When the dueling was finished and we were ready to go, the gentlemen of the Prussian Corps to whom we had been introduced took off their caps in the courteous German way, and also shook hands; their brethren of the same order took off their caps and bowed, but without shaking hands; the gentlemen of the other corps treated us just as they would have treated white caps – they fell apart, apparently unconsciously, and left us an unobstructed pathway, but did not seem to see us or know we were there. If we had gone thither the following week as guests of another corps, the white caps, without meaning any offense, would have observed the etiquette of their order and ignored our presence.

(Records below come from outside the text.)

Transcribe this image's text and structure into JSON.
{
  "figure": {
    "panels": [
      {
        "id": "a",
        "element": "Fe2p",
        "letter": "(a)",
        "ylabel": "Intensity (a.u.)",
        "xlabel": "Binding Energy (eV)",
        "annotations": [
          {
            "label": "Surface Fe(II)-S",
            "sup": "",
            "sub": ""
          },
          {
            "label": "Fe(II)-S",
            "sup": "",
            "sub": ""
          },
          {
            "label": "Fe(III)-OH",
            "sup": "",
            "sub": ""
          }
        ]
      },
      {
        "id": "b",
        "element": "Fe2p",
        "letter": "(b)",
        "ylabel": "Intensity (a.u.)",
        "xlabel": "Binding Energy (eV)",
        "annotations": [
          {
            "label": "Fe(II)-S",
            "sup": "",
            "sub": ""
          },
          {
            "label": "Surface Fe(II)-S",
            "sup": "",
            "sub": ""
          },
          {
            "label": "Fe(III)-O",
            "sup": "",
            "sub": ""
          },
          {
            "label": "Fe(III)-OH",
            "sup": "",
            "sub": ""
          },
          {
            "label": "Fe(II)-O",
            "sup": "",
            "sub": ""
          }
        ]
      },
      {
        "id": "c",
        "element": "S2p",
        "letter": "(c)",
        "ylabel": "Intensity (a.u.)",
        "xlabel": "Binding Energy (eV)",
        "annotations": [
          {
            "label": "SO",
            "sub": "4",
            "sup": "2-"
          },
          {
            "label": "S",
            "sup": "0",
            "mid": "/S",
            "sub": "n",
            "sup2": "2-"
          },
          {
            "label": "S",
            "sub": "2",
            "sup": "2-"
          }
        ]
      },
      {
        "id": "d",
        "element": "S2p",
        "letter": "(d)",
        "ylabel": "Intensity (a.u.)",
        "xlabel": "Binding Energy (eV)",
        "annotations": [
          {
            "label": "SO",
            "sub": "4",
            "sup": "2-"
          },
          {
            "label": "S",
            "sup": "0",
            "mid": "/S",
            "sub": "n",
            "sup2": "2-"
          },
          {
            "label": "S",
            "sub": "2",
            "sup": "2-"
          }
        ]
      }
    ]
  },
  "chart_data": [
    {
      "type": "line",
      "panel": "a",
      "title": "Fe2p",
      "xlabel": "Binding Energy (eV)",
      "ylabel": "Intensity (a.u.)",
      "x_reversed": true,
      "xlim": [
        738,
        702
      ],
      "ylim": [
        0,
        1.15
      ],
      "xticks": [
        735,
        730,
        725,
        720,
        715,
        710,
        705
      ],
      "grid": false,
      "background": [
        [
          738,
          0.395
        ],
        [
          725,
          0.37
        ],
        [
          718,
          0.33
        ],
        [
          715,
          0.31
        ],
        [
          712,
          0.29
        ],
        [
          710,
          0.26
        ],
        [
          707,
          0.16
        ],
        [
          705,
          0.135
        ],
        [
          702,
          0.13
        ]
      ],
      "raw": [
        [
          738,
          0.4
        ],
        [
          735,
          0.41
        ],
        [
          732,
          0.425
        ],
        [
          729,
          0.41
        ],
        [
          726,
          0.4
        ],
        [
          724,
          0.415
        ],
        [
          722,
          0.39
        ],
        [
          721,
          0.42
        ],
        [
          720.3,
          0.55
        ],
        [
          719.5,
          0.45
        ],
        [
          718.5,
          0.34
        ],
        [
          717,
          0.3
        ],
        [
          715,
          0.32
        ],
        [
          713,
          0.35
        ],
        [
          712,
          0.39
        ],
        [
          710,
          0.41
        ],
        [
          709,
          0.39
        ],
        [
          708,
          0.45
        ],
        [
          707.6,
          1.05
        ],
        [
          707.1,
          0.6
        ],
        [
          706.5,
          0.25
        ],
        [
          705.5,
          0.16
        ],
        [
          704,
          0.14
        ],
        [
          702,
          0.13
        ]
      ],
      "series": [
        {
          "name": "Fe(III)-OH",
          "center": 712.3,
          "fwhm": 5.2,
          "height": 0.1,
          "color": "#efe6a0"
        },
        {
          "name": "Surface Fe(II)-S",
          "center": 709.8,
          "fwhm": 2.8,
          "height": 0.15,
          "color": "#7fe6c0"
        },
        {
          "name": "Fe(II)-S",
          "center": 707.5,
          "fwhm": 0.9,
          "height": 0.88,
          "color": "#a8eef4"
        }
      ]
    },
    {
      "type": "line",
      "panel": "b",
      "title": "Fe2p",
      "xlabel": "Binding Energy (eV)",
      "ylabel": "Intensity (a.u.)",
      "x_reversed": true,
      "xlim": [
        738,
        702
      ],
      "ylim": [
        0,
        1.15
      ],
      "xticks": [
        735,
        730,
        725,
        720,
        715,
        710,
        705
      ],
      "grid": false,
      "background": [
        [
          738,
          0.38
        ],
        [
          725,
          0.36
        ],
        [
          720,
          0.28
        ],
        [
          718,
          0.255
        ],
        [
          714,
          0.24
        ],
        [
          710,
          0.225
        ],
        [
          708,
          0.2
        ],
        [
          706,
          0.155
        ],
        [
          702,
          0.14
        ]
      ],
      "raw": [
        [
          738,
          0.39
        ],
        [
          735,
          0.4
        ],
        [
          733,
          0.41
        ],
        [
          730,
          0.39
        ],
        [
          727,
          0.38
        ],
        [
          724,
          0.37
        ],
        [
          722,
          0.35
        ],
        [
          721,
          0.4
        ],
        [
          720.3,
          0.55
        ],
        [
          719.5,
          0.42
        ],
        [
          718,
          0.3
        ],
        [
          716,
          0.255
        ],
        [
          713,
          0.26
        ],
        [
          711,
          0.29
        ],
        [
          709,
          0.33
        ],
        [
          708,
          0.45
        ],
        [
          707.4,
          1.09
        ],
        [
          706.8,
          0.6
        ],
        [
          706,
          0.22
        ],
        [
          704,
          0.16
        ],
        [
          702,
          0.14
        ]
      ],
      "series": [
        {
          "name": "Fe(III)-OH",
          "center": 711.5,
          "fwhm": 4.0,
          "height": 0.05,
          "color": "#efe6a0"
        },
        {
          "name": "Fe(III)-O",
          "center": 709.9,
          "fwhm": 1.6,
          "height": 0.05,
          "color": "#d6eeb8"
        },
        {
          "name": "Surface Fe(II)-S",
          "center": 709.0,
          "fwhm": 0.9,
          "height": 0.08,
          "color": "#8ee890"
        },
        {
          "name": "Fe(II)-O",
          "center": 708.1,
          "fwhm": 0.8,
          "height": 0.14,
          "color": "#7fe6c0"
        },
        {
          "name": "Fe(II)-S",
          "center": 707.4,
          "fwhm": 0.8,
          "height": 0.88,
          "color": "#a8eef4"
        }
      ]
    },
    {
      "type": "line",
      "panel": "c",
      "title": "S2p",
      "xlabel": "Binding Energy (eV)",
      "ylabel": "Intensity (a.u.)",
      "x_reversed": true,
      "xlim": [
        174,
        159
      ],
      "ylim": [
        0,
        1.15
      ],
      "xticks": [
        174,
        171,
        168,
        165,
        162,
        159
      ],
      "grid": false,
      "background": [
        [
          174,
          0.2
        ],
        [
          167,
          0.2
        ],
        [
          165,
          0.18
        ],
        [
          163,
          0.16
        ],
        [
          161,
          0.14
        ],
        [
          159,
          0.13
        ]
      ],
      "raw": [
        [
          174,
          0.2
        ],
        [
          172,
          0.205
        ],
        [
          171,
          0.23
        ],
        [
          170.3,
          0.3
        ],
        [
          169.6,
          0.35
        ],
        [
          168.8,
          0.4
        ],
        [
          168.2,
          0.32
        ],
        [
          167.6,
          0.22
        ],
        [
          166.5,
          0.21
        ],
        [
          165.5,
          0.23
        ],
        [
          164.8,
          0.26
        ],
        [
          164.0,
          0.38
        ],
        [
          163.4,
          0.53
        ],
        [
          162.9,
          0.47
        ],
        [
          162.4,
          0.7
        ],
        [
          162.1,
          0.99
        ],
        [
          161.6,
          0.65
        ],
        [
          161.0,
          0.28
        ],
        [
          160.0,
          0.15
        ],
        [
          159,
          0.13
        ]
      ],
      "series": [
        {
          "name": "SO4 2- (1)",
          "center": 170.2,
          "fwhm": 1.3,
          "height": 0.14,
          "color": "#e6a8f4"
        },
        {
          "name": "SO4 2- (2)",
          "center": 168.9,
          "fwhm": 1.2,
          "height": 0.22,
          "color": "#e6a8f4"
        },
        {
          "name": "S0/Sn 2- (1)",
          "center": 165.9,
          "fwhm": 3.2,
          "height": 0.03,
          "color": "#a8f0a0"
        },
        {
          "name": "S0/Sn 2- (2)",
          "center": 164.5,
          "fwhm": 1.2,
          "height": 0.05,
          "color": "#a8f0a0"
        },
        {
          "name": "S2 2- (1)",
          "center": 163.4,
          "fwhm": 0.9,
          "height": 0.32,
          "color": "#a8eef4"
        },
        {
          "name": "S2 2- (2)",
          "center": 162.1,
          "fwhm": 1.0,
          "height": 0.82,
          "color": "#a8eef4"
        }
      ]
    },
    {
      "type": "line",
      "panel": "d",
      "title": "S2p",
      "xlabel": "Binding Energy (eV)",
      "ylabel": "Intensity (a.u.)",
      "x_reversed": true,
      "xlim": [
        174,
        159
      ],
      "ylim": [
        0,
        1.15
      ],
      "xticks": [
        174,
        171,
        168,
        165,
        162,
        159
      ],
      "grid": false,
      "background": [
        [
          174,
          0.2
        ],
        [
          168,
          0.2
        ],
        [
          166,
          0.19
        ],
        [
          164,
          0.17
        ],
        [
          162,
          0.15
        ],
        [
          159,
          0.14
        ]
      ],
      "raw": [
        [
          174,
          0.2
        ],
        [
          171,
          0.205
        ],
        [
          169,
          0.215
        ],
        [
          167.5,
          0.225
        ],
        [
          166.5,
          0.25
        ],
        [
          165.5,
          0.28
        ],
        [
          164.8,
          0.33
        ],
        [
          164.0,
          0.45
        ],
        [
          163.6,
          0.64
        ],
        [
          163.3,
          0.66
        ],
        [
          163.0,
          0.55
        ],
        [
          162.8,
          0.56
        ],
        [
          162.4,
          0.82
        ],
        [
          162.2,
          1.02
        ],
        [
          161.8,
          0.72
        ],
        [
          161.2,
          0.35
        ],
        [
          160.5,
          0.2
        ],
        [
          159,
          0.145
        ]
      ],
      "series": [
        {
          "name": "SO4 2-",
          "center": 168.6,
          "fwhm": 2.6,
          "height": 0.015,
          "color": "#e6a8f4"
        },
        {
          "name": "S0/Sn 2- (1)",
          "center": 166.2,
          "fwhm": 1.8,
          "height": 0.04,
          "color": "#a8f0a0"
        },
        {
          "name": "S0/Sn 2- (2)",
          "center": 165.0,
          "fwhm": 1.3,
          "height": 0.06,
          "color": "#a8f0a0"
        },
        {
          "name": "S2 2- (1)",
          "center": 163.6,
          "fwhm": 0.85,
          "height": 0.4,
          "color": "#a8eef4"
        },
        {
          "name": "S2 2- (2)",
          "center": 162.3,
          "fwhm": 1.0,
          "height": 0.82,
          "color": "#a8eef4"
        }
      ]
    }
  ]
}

[How strangely are comedy and tragedy blended in this life! I had not been home a full half-hour, after witnessing those playful sham-duels, when circumstances made it necessary for me to get ready immediately to assist personally at a real one – a duel with no effeminate limitation in the matter of results, but a battle to the death. An account of it, in the next Chapter, will show the reader that duels between boys, for fun, and duels between men in earnest, are very different affairs.]
Chapter VIII
The Great French Duel
Much as the modern French duel is ridiculed by certain smart people, it is in reality one of the most dangerous institutions of our day. Since it is always fought in the open air, the combatants are nearly sure to catch cold. M. Paul de Cassagnac, the most inveterate of the French duelists, had suffered so often in this way that he is at last a confirmed invalid; and the best physician in Paris has expressed the opinion that if he goes on dueling for fifteen or twenty years more – unless he forms the habit of fighting in a comfortable room where damps and draughts cannot intrude – he will eventually endanger his life. This ought to moderate the talk of those people who are so stubborn in maintaining that the French duel is the most health-giving of recreations because of the open-air exercise it affords. And it ought also to moderate that foolish talk about French duelists and socialist-hated monarchs being the only people who are immoral.
But it is time to get at my subject. As soon as I heard of the late fiery outbreak between M. Gambetta and M. Fourtou in the French Assembly, I knew that trouble must follow. I knew it because a long personal friendship with M. Gambetta revealed to me the desperate and implacable nature of the man. Vast as are his physical proportions, I knew that the thirst for revenge would penetrate to the remotest frontiers of his person.
I did not wait for him to call on me, but went at once to him. As I had expected, I found the brave fellow steeped in a profound French calm. I say French calm, because French calmness and English calmness have points of difference.
He was moving swiftly back and forth among the debris of his furniture, now and then staving chance fragments of it across the room with his foot; grinding a constant grist of curses through his set teeth; and halting every little while to deposit another handful of his hair on the pile which he had been building of it on the table.
5
They have to borrow the arms because they could not get them elsewhere or otherwise. As I understand it, the public authorities, all over Germany, allow the five Corps to keep swords, but do not allow them to use them. This is law is rigid; it is only the execution of it that is lax.